To this end, our research involves defining the perceptual information encoded by the human tactile sensory system. Previous research has determined that statistical (spectral) information is sufficient in capturing the perceptual details of fine-grain textures, but this is not the case for coarse-grain textures, where spatial information is perceptually relevant during exploration. Currently, analogous research into a concise representation of coarse textural features is sparse.

The goal of this research is to understand the human tactile perceptual limits, enabling the creation of a virtual texture codec. This algorithm will enable the efficient transfer of textures containing both fine and coarse features by eliminating all aspects that are not perceptually relevant.

Capture, playback, and enhancement of tactile texture

Our interaction with the physical world through touch is incredibly complex. Unlike in vision and audition, tactile sense is an active one. This means that the exact manner of touch such as the pressing force or scanning velocity drastically changes the excitation of the periphery. Remarkably, in the face of varying conditions of touch, our perception stays intact. The goal of this research is to mitigate the effects of complex physics in touch, and produce a controllable and saliable effect that closely mimics one we could encounter in everyday life, such as stroking a textile fabric, on a completely flat surface. Imagine the transformative power of producing tactile renderings on a smartphone to go along with images and audio!   

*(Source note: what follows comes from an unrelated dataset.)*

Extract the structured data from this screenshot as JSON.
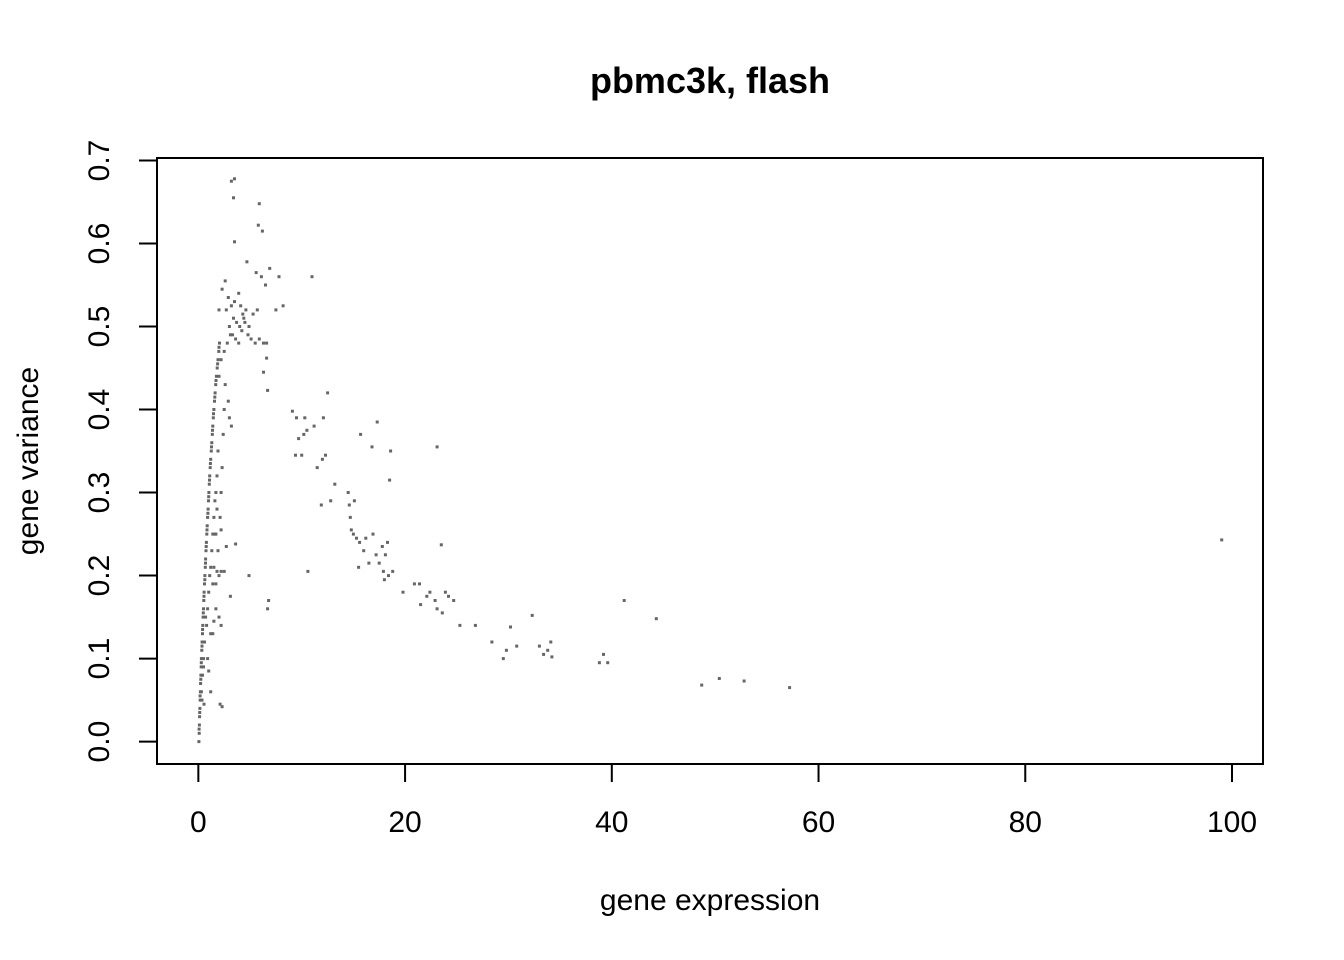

Recently, we have developed a method that allows us to vary a surface feature most closely described as “stickiness”. This is done by controlling the rate of finger pad evolution from stuck to slipping state during transient kinematics of the finger. Stickiness is one of the three most salient surface features that can now be adjusted by a single knob and added to any displayed texture. Once a finger is in steady state motion against the haptic surface, a recently developed closed-loop application of electrostatic forces can generate a controllable, wide-bandwidth friction profile. In other words, the forces one feels when interacting with a given surface can now be reliably replicated on a digitally programmable one. The key now is to understand if this is perceptually sufficient to provide a physical explanation to this answer.